In this example you can see ltree_consistent finds that the query A.B.T, or q, maybe is located inside the second child memory segment, but not the first one.

For the first child union structure, ltree_consistent finds q > A true but q < A.B.M false. Therefore ltree_consistent knows there can be no matches in the top child segment, so it skips down to the second union structure.

For the second child union structure, ltree_consistent finds both q > A.B.N true and q < A.B.X true. Therefore it returns MAYBE, meaning the search continues in the lower child segment:

Note Postgres never had to search the first child segment: The tree structure limits the comparisons necessary to just the values that might match p <@ A.B.T.

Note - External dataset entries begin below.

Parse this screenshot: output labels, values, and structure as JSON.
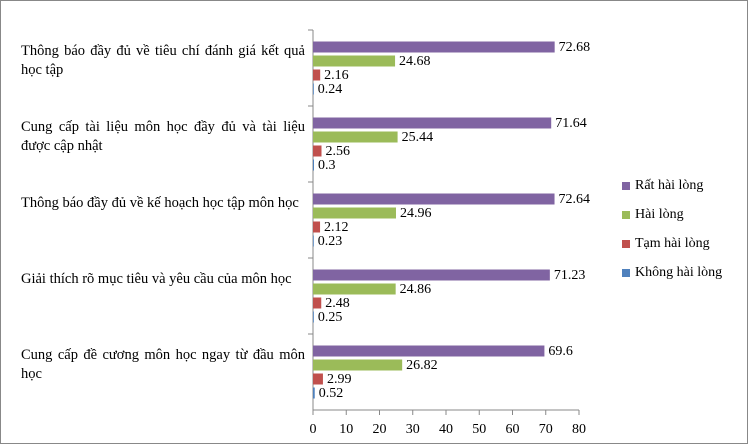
{
  "chart_data": {
    "type": "bar",
    "orientation": "horizontal",
    "categories": [
      "Thông báo đầy đủ về tiêu chí đánh giá kết quả học tập",
      "Cung cấp tài liệu môn học đầy đủ và tài liệu được cập nhật",
      "Thông báo đầy đủ về kế hoạch học tập môn học",
      "Giải thích rõ mục tiêu và yêu cầu của môn học",
      "Cung cấp đề cương môn học ngay từ đầu môn học"
    ],
    "series": [
      {
        "name": "Rất hài lòng",
        "color": "#8064a2",
        "values": [
          72.68,
          71.64,
          72.64,
          71.23,
          69.6
        ]
      },
      {
        "name": "Hài lòng",
        "color": "#9bbb59",
        "values": [
          24.68,
          25.44,
          24.96,
          24.86,
          26.82
        ]
      },
      {
        "name": "Tạm hài lòng",
        "color": "#c0504d",
        "values": [
          2.16,
          2.56,
          2.12,
          2.48,
          2.99
        ]
      },
      {
        "name": "Không hài lòng",
        "color": "#4f81bd",
        "values": [
          0.24,
          0.3,
          0.23,
          0.25,
          0.52
        ]
      }
    ],
    "xlim": [
      0,
      80
    ],
    "xticks": [
      0,
      10,
      20,
      30,
      40,
      50,
      60,
      70,
      80
    ],
    "grid": false,
    "legend": "right"
  }
}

Imagine my table contained a million rows: Searches using the GiST index will still be fast because the GiST tree limits the scope of the search. Instead of executing p <@ q on every one of the million rows, Postgres only needs to run p <@ q a handful of times, on a few union records and on the child segments of the tree that contain values that might match.

The Sternberg Astronomical Institute at Moscow State University

Send Them a Postcard

Oleg Bartunov and Teodor Sigaev, the authors of the LTREE extension, explain its usage and the algorithms I detailed above here on their web page. They included more examples of SQL searches on tree data, including some which use the LTREE[] data type I didn’t have time to cover in these blog posts.

But most importantly, they included this note at the bottom:

Do you save tree data in Postgres? Does your app take advantage of the LTREE extension? If so, you should send Oleg and Teodor a postcard! I just did.